Reflexões sobre a morte e o morrer

          Eu estava chegando em casa hoje a tarde quando percebi que haviam fechado a porta da casa do Gilmar, meu vizinho e amigo que faleceu semana passada num acidente de carro. Num primeiro momento pensei: quem mexeu no cafofo do meu amigo? E no segundo seguinte me dei conta de que agora aquela casa não é mais dele. Ele nunca mais irá precisar de uma casa para morar, pois se foi para sempre. As coisas que eram dele e pelas quais ele tinha apreço poderão até ser descartadas pelos seus herdeiros... Ninguém é obrigado a gostar ou valorizar um objeto apenas porque herdou aquele objeto. Cruel, mas verdadeiro.

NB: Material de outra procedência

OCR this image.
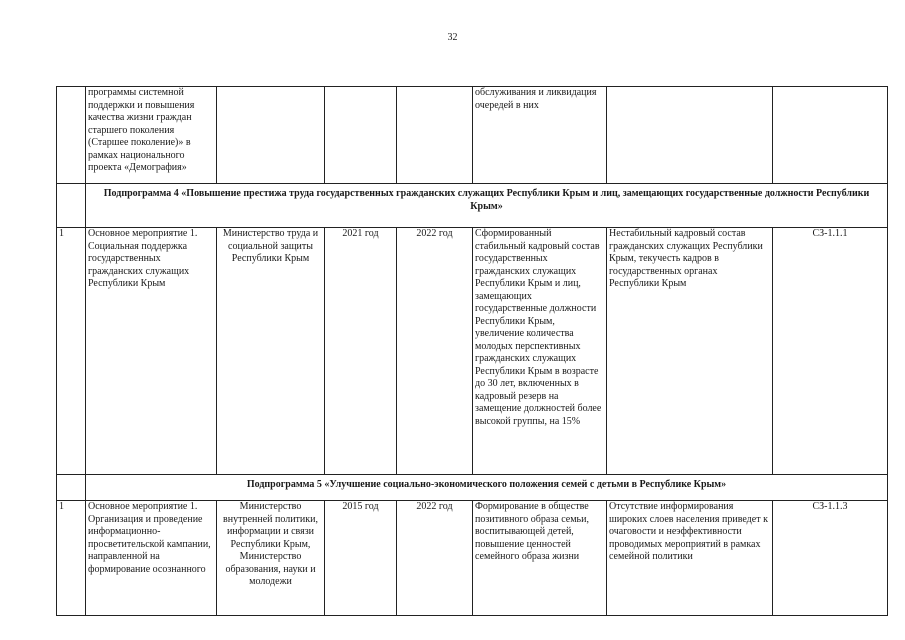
32
	программы системной поддержки и повышения качества жизни граждан старшего поколения (Старшее поколение)» в рамках национального проекта «Демография»				обслуживания и ликвидация очередей в них		
	Подпрограмма 4 «Повышение престижа труда государственных гражданских служащих Республики Крым и лиц, замещающих государственные должности Республики Крым»						
1	Основное мероприятие 1. Социальная поддержка государственных гражданских служащих Республики Крым	Министерство труда и социальной защиты Республики Крым	2021 год	2022 год	Сформированный стабильный кадровый состав государственных гражданских служащих Республики Крым и лиц, замещающих государственные должности Республики Крым, увеличение количества молодых перспективных гражданских служащих Республики Крым в возрасте до 30 лет, включенных в кадровый резерв на замещение должностей более высокой группы, на 15%	Нестабильный кадровый состав гражданских служащих Республики Крым, текучесть кадров в государственных органах Республики Крым	СЗ-1.1.1
	Подпрограмма 5 «Улучшение социально-экономического положения семей с детьми в Республике Крым»						
1	Основное мероприятие 1. Организация и проведение информационно-просветительской кампании, направленной на формирование осознанного	Министерство внутренней политики, информации и связи Республики Крым, Министерство образования, науки и молодежи	2015 год	2022 год	Формирование в обществе позитивного образа семьи, воспитывающей детей, повышение ценностей семейного образа жизни	Отсутствие информирования широких слоев населения приведет к очаговости и неэффективности проводимых мероприятий в рамках семейной политики	СЗ-1.1.3
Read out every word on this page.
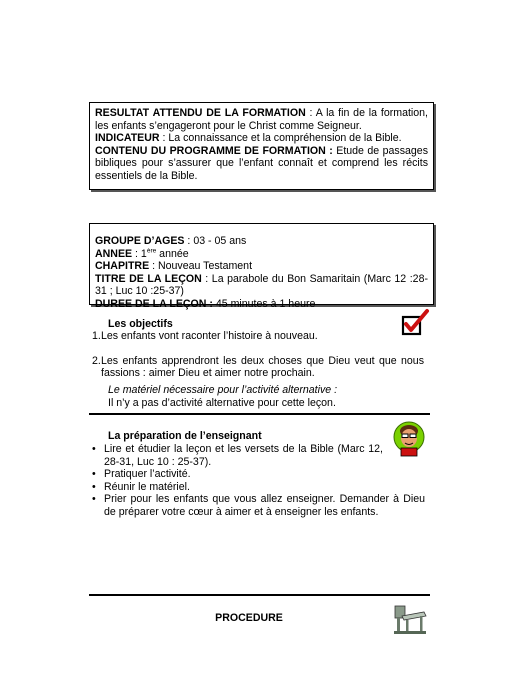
RESULTAT ATTENDU DE LA FORMATION : A la fin de la formation, les enfants s’engageront pour le Christ comme Seigneur.

INDICATEUR : La connaissance et la compréhension de la Bible.

CONTENU DU PROGRAMME DE FORMATION : Etude de passages bibliques pour s’assurer que l’enfant connaît et comprend les récits essentiels de la Bible.

GROUPE D’AGES : 03 - 05 ans

ANNEE : 1ère année

CHAPITRE : Nouveau Testament

TITRE DE LA LEÇON : La parabole du Bon Samaritain (Marc 12 :28-31 ; Luc 10 :25-37)

DUREE DE LA LEÇON : 45 minutes à 1 heure

Les objectifs
1. Les enfants vont raconter l’histoire à nouveau.

2. Les enfants apprendront les deux choses que Dieu veut que nous fassions : aimer Dieu et aimer notre prochain.

Le matériel nécessaire pour l’activité alternative :

Il n’y a pas d’activité alternative pour cette leçon.

La préparation de l’enseignant
• Lire et étudier la leçon et les versets de la Bible (Marc 12, 28-31, Luc 10 : 25-37).

• Pratiquer l’activité.

• Réunir le matériel.

• Prier pour les enfants que vous allez enseigner. Demander à Dieu de préparer votre cœur à aimer et à enseigner les enfants.

PROCEDURE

            A morte do meu amigo, que tinha a mesma idade que eu e era um homem saudável, um atleta que gostava muito de correr, me fez pensar sobre a morte e o morrer nestes últimos dias. Refleti muito sobre o assunto, e até gastei todo o meu tempo de terapia na segunda-feira falando sobre isto. Cheguei a algumas conclusões...
            Percebi por exemplo a tolice que é acreditar que o fato de se ter uma doença grave ou crônica nos deixa muito mais susceptível a morte. Pura bobagem, pois para morrer basta mesmo é estar vivo. Tenho câncer há mais de 15 anos e continuo aqui vivinha da silva, e meu amigo que era forte e saudável está morto e enterrado.
            Eu tinha a ilusão de que nos últimos quinze anos eu vinha negociando com a dona morte um tempo de prorrogação da minha vida, mas com o falecimento inesperado do Gilmar acabei por concluir que isto é uma grande balela. Quando nossa vida chega ao fim não existe nenhum tipo de negociação: a morte chega e põe um fim definitivo na existência de qualquer ser vivo. A Moira Átropos, uma das três fiandeiras do destino, simplesmente corta o fio da vida que Láquesis vinha tecendo e o barqueiro Caronte entra em cena e faz a travessia. É o fim e ponto final. Não existe a menor possibilidade de acordo ou negociação.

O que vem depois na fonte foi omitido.